Another legal thriller by John Grisham, The Appeal is a page turner, albeit one at a reduced pace. For a change, there is no killing by any government or industry goons. There are good lawyers and bad lawyers, and evil and selfish business  men and their trophy women.

The story leads us to get to know a few key characters, and we follow the characters in the plot until they no longer become central to the plot. Then the characters just fade away, giving focus to others. While Grisham does a good job with characterization, helping us see the folks, feel their feelings, he was sloppy on the plot, and when the book ends, we don’t have the feeling that things are tied up.

The ending is a surprise.
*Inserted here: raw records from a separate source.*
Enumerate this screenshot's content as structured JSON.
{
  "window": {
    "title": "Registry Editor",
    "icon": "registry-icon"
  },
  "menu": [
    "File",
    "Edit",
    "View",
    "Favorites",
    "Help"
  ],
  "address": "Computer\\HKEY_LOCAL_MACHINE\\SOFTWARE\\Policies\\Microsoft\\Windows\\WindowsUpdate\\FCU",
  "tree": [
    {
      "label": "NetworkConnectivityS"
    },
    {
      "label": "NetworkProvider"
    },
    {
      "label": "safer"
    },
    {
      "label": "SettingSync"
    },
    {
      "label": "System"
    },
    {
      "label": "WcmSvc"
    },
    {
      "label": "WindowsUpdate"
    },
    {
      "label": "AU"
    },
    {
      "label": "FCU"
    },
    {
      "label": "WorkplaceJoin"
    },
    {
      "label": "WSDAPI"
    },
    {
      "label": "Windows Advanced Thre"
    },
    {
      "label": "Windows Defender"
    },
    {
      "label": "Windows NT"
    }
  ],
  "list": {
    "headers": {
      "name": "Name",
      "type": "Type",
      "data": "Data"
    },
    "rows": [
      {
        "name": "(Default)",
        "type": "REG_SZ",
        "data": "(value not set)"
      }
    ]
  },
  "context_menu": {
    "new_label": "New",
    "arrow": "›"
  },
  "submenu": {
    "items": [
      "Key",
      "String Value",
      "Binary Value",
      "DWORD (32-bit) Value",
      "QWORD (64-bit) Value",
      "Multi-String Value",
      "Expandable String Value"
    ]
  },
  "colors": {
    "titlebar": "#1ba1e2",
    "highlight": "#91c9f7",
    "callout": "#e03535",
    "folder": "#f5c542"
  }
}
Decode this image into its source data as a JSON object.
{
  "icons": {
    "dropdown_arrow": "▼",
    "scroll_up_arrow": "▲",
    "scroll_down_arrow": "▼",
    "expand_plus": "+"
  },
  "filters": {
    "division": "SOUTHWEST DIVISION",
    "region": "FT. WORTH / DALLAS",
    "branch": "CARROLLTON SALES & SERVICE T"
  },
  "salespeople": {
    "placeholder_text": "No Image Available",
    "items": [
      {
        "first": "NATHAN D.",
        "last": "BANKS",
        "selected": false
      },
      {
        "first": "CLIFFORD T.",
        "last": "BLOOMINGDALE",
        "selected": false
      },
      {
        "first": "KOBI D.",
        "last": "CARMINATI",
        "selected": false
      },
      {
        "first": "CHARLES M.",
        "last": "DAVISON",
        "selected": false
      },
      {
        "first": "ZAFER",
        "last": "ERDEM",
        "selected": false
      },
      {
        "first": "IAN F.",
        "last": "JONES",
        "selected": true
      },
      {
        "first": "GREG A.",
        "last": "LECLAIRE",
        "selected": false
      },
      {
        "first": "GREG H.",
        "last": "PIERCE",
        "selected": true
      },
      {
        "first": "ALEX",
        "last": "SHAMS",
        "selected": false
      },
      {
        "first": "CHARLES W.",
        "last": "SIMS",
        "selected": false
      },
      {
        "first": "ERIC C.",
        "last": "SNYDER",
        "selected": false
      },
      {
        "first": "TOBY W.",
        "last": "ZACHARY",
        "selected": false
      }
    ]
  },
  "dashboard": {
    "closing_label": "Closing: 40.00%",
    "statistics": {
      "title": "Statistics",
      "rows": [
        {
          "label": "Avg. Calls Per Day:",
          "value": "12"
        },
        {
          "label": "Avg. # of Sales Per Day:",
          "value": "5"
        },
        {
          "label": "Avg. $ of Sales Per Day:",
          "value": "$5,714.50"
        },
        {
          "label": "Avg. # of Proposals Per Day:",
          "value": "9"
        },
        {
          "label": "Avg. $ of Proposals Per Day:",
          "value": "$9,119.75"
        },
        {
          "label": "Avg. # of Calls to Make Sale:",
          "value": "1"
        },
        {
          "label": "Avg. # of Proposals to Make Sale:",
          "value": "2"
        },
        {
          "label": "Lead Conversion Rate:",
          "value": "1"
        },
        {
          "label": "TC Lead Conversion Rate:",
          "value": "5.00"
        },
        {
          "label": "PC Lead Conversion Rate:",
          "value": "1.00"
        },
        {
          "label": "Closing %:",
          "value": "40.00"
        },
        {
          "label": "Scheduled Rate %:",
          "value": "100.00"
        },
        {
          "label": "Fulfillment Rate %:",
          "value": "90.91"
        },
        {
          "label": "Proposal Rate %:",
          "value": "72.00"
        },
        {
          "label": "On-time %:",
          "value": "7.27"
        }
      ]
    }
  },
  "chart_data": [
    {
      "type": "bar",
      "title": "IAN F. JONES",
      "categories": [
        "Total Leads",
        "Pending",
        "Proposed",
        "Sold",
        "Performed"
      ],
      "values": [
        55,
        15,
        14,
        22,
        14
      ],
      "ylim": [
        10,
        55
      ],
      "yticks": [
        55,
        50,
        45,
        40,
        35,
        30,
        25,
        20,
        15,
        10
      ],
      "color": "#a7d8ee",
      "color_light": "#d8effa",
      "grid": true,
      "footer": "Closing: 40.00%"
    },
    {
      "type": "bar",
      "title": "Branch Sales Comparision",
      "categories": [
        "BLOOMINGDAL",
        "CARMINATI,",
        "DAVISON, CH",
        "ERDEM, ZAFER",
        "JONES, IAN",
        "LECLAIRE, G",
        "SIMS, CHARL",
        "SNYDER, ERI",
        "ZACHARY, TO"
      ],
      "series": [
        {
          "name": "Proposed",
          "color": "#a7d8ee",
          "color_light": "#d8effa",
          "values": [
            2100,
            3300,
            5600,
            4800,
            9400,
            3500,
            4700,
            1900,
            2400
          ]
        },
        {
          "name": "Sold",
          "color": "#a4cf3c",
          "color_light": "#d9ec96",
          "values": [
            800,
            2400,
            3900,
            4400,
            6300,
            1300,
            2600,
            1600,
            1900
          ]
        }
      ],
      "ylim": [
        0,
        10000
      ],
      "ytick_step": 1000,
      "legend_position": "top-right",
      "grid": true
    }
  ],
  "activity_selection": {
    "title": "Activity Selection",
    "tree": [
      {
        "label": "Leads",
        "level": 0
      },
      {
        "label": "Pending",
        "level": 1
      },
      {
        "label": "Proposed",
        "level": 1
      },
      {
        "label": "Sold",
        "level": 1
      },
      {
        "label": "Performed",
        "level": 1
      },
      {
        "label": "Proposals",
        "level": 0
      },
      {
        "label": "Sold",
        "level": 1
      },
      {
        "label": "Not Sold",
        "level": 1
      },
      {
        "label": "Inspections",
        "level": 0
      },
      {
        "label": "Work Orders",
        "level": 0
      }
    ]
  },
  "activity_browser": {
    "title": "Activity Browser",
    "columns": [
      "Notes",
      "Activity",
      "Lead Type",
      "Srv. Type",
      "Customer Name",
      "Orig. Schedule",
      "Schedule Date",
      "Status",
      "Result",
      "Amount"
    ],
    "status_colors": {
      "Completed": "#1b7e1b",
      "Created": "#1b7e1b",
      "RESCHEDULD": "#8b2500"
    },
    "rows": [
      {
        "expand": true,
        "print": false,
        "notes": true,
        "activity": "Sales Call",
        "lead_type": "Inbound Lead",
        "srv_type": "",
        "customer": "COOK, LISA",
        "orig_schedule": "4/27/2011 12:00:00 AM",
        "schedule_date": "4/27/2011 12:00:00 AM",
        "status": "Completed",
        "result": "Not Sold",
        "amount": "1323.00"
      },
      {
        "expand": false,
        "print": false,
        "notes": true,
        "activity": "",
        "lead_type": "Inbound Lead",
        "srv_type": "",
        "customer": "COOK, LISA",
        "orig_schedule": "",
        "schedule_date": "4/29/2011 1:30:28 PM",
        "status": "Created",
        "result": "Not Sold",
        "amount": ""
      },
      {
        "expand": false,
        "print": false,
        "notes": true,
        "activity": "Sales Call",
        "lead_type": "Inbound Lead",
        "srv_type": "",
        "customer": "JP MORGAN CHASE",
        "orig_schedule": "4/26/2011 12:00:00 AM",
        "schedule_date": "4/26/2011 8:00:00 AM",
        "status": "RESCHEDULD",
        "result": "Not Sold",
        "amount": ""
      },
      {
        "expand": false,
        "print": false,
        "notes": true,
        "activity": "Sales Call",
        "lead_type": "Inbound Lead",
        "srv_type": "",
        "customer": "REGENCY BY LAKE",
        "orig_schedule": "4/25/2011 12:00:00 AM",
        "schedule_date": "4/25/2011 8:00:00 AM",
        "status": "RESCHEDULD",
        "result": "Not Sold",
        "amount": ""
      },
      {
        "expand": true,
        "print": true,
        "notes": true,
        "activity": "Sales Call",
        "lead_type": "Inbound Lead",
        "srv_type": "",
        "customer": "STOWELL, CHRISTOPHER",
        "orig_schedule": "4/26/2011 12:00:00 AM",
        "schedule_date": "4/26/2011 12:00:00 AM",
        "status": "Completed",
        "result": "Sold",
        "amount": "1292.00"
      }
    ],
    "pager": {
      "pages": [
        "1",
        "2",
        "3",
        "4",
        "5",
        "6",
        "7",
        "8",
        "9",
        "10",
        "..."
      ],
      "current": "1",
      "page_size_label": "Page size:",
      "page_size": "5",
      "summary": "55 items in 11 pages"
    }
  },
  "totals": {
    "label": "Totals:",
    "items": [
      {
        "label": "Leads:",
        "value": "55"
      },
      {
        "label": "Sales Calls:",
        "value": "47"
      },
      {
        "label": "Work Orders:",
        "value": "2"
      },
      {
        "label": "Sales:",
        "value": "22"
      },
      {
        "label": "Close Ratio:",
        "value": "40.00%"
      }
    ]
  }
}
The villians win and literally sail off into the sunset, ready to use and abuse more people, by the thousands and millions. In an age of corporate excess  and the associated failures, this book gives us a glimpse into the lives of the perpetrators. To be successful, it suggests, you have  to be ruthless, cunning, and it’s not a problem if you see others  as pawns only for your own personal benefit.

Mind you, Grisham does not try to teach, or moralize, he tries to entertain, and that he does. But the negative ending, the dropped characters, the unfinished story lines, all left me hanging. When I read the last page I had a hard time believing it was done. The good guys didn’t win, the bad guys didn’t get punished. It was as if Grisham just got tired of writing, and didn’t want to finish the last 50 pages and wrap things up so we’d feel good about the story.

So he left it hanging.

This is the weakest Grisham book I have ever read.